Open teleshoes opened this issue 1 year ago • 6 comments

Is your feature request related to a problem? Please describe. my primary use of lazygit is for line-by-line staging of single files. selecting a file to start staging on the command line would be useful, instead of scrolling through the Files panel.

also, in addition to invoking lazygit in a terminal, i currently sometimes use a shortcut in vim to switch to lazygit, stage some lines, and commit them. it would be nice if the file i am currently editing was selected in lazygit.

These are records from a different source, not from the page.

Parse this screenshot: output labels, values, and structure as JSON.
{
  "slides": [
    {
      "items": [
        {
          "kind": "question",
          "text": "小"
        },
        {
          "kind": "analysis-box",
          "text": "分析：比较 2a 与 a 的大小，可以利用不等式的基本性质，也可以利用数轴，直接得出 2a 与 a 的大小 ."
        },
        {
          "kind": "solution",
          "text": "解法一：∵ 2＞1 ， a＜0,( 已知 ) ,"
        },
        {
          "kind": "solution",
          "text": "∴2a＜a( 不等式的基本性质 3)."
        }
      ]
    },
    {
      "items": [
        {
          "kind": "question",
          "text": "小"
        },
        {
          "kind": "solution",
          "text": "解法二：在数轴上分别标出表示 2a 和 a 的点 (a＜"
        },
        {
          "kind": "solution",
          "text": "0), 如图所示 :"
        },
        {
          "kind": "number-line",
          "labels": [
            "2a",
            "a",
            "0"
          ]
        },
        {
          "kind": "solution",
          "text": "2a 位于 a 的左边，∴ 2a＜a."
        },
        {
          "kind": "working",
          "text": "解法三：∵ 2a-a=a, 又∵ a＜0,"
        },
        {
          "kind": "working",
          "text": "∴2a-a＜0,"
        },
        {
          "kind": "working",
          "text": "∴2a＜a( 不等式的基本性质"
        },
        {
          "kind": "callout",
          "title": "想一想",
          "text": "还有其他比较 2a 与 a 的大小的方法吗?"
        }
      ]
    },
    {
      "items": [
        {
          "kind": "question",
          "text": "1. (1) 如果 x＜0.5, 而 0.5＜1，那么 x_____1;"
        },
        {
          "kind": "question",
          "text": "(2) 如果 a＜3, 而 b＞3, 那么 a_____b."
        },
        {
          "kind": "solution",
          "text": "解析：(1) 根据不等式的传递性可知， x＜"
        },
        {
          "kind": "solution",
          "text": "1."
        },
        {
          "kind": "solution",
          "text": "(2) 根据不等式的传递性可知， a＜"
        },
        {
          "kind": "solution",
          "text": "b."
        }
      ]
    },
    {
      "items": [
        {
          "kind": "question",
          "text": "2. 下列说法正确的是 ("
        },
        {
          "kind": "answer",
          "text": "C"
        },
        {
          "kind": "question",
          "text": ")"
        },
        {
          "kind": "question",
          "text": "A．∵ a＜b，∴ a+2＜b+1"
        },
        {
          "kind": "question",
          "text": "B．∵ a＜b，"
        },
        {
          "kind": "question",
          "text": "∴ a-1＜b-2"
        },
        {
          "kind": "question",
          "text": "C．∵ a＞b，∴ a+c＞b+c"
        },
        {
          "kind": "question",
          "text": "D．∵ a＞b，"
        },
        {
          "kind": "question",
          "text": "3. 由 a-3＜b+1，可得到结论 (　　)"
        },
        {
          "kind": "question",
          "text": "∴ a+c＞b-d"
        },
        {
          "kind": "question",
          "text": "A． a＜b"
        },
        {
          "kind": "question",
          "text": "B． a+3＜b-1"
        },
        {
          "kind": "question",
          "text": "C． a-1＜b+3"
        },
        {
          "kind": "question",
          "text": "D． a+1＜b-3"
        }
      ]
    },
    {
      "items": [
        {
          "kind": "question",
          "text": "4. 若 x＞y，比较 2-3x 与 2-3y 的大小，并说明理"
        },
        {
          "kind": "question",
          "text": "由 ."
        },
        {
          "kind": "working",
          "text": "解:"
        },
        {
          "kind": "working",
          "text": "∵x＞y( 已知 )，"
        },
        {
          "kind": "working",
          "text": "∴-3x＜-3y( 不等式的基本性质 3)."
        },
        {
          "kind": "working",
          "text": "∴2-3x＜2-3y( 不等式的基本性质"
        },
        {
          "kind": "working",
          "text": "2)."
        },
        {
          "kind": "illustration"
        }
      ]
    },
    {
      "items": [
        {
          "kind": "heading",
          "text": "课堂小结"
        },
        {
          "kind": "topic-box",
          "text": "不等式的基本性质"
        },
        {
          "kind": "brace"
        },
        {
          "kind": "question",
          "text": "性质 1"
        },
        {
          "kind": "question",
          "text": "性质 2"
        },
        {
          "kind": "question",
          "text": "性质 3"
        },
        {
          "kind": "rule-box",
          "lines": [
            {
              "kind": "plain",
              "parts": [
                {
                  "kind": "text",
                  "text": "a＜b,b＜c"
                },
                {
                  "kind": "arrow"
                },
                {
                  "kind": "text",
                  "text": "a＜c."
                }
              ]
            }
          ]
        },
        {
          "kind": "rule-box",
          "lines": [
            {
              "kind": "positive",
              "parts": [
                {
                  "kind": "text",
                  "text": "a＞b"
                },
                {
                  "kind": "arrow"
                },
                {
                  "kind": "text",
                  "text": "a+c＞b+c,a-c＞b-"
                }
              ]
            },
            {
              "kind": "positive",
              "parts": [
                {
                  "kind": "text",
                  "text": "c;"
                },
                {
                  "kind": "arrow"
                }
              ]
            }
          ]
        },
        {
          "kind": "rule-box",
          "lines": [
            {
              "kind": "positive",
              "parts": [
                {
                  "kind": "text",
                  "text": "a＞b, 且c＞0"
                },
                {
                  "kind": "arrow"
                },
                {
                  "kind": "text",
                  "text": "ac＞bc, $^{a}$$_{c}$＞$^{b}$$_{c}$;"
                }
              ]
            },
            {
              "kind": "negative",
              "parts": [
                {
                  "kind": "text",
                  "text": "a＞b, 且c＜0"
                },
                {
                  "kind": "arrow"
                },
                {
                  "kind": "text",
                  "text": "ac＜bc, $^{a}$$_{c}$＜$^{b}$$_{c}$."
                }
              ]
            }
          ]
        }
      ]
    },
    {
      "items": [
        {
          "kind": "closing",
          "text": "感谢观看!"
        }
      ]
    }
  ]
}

Describe the solution you'd like

  1. run: lazygit --select-file src/file.cpp
  2. see lazygit start as normal
  3. among files in the Files tab of panel[2], if that file's path (relative to the root of the repo) matches src/file.cpp, select that modified or unstaged file, as if selecting that row in Files with the kb or mouse (expanding dirs in the filetree as necessary)

Describe alternatives you've considered

  • scripting keys at startup to do something like xdotool key '/', xdotool type $FILENAME, xdotool key Return (this is awful, non-portable, and possibly subject to race conditions)
  • creating a temporary custom cmd with yaml before startup that selects a file with a specific name (still have to press a button at startup)
  • creating a permanent custom cmd that selects a file based on an environment variable $VIM_FILE and setting that (still have to press a button at startup)

Additional context none

EDIT: edited to make it clear that this feature request is not related to vim, though it would play nicely with ANY programmer-friendly text editor.

teleshoes avatar Aug 01 '24 15:08 teleshoes

As much as I love lazygit, for this specific thing maybe you would be better off with vim-fugitive or maybe vim-gitgutter for staging the current hunk. Just my two cents, consider it a possible alternative.

mark2185 avatar Aug 01 '24 18:08 mark2185

  1. this is a generic feature, not vim-specific at all. i personally would use it from the cmdline about as much as i use it from vim. lg path/to/file is a lot easier than navigating an interactive Files panel.
  2. vim-fugitive is nice, but it's staging tool is a pure wrapper around git stage -p, which does not support line-by-line staging.
  3. vim-gitgutter is less universally endorsed so i haven't checked it out before, but it seems to claim that it supports line-by-line staging. i will look into it for sure, thanks!

EDIT: nevermind, gitgutter is the same deal. it allows you to stage a hunk, and then delete the bits you dont want to stage, just like git stage -p. honestly, as far as i know, only git gui and lazygit have the convenience of selecting a single line and committing it.

teleshoes avatar Aug 01 '24 18:08 teleshoes

vim-fugitive is nice, but it's staging tool is a pure wrapper around git stage -p, which does not support line-by-line staging.

vim-fugitive does support partial staging, you just have to use visual line mode when staging.

lg path/to/file is a lot easier than navigating an interactive Files panel.

You can just use / to search.

I'll stop with the digression now.

mark2185 avatar Aug 01 '24 18:08 mark2185

You can just use / to search.

yes, i did mention automating doing /file in my initial report

vim-fugitive does support partial staging, you just have to use visual line mode when staging.

!!! did not know this, will try it out right now and see if it replaces lazygit for me. thanks!

teleshoes avatar Aug 01 '24 18:08 teleshoes

hmm, line-by-line staging with :Gdiff+:dp works, but it seems that a unified diff like in git gui or lazygit is not feasible, since it is just wrapping vimdiff and writing the index from the resulting buffer.

a quick internet search did not turn up anyone getting functionality in vim similar to the staging ui from lazygit or git-gui, but maybe someone does have this? (all i want, really, is a terminal based, keyboard driven app that shows a nice, hunk-ed, unified diff of a single file against the index, AND allows easily staging a single +LINE or -LINE from within that diff.)

but like you say, this is a tangent, and lazygit could use this feature with or without vim

teleshoes avatar Aug 01 '24 19:08 teleshoes

This looks pretty close to lazygit to me: image

image

In any case, this is a discussion better suited for the lazygit discord channel since it is pretty off topic.